Everyone of us is losing something precious to us. Lost opportunities, lost possibilities, feelings we will never get back again. That's part of what it means to be alive. But inside our heads, there's a little room where the memories are stored. It's like our own personal library. And to understand the workings of it,we have to make new reference cards,dust things off once in a while, let in fresh air& change the water in the flower vases.
I savored this particular paragraph, inhaling them through my eyes bit by bit, only moving on to the next word when I felt that I've fully grasped the idea of what it is trying to educate the reader.
And then, I applied them to myself
Fits perfectly.
This appeared in the last few pages of the book.
And, I read it slowly, a little too slowly in fact, because I'm afraid the book might end.
And thinking of the book ending, and how I'm responding to it, it led me to a conversation I had with someone.
My tear glands are too proud. I don't release/show emotions which might deem me as weak.

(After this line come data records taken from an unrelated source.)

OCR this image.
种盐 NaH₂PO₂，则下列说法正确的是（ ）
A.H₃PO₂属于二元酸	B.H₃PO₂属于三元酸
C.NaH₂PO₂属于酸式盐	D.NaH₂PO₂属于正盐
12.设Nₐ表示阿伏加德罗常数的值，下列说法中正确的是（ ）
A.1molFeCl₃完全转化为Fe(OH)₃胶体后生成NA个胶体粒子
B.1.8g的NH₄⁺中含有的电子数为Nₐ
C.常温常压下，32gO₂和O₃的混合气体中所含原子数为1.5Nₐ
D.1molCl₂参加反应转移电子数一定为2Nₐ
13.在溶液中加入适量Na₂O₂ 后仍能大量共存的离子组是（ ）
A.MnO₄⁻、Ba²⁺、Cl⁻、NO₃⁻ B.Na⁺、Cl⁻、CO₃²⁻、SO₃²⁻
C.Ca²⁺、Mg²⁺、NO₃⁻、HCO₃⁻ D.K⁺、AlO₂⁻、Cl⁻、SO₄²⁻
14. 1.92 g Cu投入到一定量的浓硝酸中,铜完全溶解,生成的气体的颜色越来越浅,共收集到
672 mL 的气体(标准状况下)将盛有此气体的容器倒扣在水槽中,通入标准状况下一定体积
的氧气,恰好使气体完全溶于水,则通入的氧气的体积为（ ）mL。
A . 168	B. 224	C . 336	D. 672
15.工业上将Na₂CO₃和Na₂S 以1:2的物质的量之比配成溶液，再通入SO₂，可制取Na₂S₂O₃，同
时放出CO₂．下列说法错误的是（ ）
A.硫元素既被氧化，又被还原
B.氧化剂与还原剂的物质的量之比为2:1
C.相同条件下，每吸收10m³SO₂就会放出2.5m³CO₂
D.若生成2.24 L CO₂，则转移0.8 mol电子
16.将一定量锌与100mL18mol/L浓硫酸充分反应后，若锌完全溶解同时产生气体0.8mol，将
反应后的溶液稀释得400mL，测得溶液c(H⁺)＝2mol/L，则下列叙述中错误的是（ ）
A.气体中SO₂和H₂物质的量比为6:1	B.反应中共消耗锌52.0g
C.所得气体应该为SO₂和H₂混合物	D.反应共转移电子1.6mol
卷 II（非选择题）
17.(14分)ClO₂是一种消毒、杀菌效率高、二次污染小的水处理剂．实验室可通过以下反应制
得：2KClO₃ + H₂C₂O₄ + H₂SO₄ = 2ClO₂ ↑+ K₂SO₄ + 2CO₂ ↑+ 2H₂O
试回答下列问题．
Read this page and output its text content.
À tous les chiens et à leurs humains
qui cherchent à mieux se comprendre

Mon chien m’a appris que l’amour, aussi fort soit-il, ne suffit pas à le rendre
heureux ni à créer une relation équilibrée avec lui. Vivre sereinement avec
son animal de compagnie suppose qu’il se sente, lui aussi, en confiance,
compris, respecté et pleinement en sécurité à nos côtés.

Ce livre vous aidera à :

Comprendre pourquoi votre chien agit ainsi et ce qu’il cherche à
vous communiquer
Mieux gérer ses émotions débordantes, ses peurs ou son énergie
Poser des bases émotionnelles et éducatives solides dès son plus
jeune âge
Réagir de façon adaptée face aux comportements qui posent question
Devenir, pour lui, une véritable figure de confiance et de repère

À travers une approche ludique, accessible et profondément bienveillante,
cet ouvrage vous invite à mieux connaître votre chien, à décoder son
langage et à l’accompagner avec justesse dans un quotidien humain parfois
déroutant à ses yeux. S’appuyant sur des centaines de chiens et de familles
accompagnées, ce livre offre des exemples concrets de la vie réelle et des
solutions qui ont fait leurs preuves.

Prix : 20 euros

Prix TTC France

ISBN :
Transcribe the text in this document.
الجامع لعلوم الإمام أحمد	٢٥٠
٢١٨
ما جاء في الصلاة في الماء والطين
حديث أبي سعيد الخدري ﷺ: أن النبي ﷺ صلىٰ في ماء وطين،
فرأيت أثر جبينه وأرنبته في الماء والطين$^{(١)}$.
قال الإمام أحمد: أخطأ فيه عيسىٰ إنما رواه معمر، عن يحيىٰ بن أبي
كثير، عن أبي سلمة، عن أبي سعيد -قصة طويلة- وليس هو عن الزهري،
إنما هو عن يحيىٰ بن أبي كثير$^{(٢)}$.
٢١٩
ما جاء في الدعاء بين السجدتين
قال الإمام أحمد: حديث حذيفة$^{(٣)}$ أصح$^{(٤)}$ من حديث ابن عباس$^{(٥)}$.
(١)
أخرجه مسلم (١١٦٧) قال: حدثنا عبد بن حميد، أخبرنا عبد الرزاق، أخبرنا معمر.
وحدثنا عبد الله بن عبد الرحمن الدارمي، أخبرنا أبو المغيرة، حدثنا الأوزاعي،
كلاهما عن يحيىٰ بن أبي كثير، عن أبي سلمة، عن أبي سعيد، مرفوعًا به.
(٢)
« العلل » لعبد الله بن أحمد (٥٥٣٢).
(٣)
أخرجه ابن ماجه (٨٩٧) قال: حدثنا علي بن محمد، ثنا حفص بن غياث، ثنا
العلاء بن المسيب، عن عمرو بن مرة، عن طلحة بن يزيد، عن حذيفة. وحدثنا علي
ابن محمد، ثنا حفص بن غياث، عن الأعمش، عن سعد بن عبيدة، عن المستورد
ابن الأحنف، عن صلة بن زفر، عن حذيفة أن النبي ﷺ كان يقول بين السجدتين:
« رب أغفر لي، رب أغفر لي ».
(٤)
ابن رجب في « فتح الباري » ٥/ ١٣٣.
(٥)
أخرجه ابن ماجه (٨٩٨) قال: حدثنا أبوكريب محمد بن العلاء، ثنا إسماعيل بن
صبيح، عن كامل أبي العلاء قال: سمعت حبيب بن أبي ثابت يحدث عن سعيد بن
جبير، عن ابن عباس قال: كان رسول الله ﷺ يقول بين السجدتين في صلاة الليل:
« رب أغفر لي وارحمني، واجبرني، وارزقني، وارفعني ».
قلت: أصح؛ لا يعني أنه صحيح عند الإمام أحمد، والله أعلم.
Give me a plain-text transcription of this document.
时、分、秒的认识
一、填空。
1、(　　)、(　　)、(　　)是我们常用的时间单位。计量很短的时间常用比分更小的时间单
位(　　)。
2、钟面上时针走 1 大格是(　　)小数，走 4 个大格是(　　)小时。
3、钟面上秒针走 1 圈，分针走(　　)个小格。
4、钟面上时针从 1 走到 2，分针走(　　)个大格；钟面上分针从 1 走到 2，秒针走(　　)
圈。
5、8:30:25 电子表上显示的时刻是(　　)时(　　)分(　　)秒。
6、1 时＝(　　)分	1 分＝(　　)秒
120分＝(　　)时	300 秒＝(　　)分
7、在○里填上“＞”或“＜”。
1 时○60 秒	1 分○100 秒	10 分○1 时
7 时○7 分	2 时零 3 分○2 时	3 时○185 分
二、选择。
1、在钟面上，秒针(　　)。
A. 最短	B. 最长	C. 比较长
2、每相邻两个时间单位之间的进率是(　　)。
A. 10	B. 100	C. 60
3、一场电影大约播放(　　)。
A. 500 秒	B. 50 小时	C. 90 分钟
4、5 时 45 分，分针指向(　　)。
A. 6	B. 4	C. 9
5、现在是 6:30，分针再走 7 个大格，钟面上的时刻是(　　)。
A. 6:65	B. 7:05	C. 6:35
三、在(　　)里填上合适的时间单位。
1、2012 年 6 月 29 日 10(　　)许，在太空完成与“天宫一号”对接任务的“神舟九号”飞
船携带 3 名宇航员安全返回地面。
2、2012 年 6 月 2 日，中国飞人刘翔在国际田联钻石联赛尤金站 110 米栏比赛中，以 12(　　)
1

But if i wasn't like that, I'd have teared.
I could feel the sourness swallowing me whole.
And then it was as if the book spoke to me,
a little room where the memories are stored own personal library
feelings we will never get back again
It was as if the book spoke out loud to me, saying. 'Hello Jacqueline, welcome to Memory Lane.'
It was as if I was walking down the section of Jodi Picoult which I used to, but it serves no purpose because there's nothing for me to look forward there until maybe, another story is written.
But for now, I'll continue walking down other lanes.